The following physical register assigning process will find out that the assignment is not successful. Then a second register allocation pass with register spilling is needed, where f and m will be further spilled. The final allocation result is shown in the right part of Fig. 2. As a comparison, the allocation result based on the conventional storage unit assignment method for webs to be spilled is shown in the left part of Fig. 2.

Fig. 2.
figure 2

Comparison diagram for the result code that the spilled data storing optimization is used and that the spilled data storing optimization is not used.

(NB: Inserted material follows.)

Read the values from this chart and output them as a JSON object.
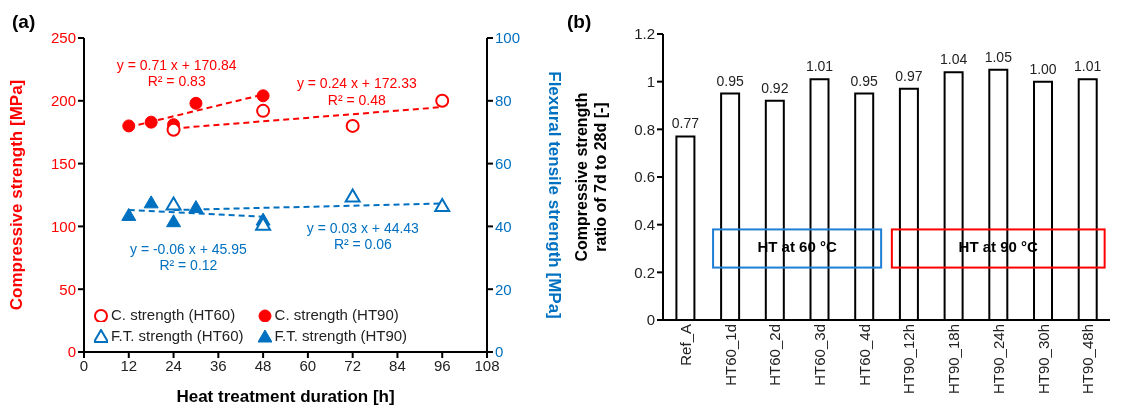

According to this example, it is easy to see from Fig. 2 that 4 storage units is needed by our method but 6 storage units is needed by the conventional method. Of Course, it should be noted that the optimization effect of our method will be different for different codes because it depends on the conflict relations among register allocation candidates.

4 Conclusion

In this paper, an optimization method of storage space optimization in register spilling is presented. This method is based on graph coloring register allocation method and consists of several main steps, such as identifying the register allocation candidates to be spilled, analyzing the conflict relation among these candidates, assigning storage units to these candidates, etc. It is demonstrated by an example that the method can reduce the storage units needed in register spilling, and that the correctness of graph coloring register allocation will not be affected. Consequently, more load/store instructions that directly access memory can be used in register spilling, and thus reducing the pressure on offset registers.